| Been doing some IPC experiments recently following the 3tilley post[0], because there just isn't enough definitive information (even if it's a snapshot in time) out there. Shared memory is crazy fast, and I'm surprised that there aren't more things that take advantage of it. Super odd that gRPC doesn't do shared memory, and basically never plans to?[1]. All that said, the constructive criticism I can offer for this post is that in mass-consumption announcements like this one for your project, you should: - RPC throughput (with the usual caveats/disclaimers)
- Comparison (ideally graphed) to an alternative approach (ex. domain sockets)

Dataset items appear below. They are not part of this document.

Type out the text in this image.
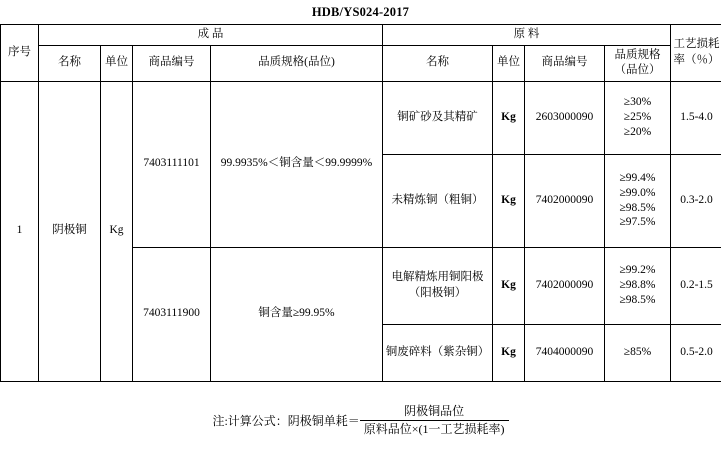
HDB/YS024-2017
序号	成 品				原 料				工艺损耗率（％）
	名称	单位	商品编号	品质规格(品位)	名称	单位	商品编号	品质规格（品位）	
1	阴极铜	Kg	7403111101	99.9935%＜铜含量＜99.9999%	铜矿砂及其精矿	Kg	2603000090	≥30%
≥25%
≥20%	1.5-4.0

					未精炼铜（粗铜）	Kg	7402000090	≥99.4%
≥99.0%
≥98.5%
≥97.5%	0.3-2.0
			7403111900	铜含量≥99.95%	电解精炼用铜阳极（阳极铜）	Kg	7402000090	≥99.2%
≥98.8%
≥98.5%	0.2-1.5
					铜废碎料（紫杂铜）	Kg	7404000090	≥85%	0.5-2.0
注:计算公式：阴极铜单耗＝ $\frac{\text{阴极铜品位}}{\text{原料品位×(1一工艺损耗率)}}$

- Your best/most concise & expressive usage snippet 100ns is great to know, but I would really like to know how much RPC/s this translates to without doing the math, or seeing it with realistic de-serialization on the other end. [0]: https://3tilley.github.io/posts/simple-ipc-ping-pong/ [1]: https://github.com/grpc/grpc/issues/19959 |
1. Unless you're using either fixed sized or specially allocated structures, you end up paying for serialization anyhow (zero copy is actually one copy).
2. There's no way to reference count the shared memory - if a reader crashes, it holds on to the memory it was reading. You can get around this with some form of watchdog process, or by other schemes with a side channel, but it's not "easy".
3. Similar to 2, if a writer crashes, it will leave behind junk in whatever filesystem you are using to hold the shared memory.
4. There's other separate questions around how to manage the shared memory segments you are using (one big ring buffer? a segment per message?), and how to communicate between processes that different segments are in use and that new messages are available for subscribers. Doable, but also not simple.
It's a tough pill to swallow - you're taking on a lot of complexity in exchange for that low latency. If you can do so, it's better to put things in the same process space if you can - you can use smart pointers and a queue and go just as fast, with less complexity. Anything CUDA will want to be single process, anyhow, (ignoring cuda IPC, anyhow). The number of places where you need (a) ultra low latency (b) high bandwidth/message size (c) can't put everything in the same process (d) are using data structures suited to shared memory and finally (e) are okay with taking on a bunch of complexity just isn't that high. (It's totally possible I'm missing a Linux feature that makes things easy, though).
I plan on integrating iceoryx into a message passing framework I'm working on now (users will ask for SHM), but honestly either "shared pointers and a queue" or "TCP/UDS" are usually better fits.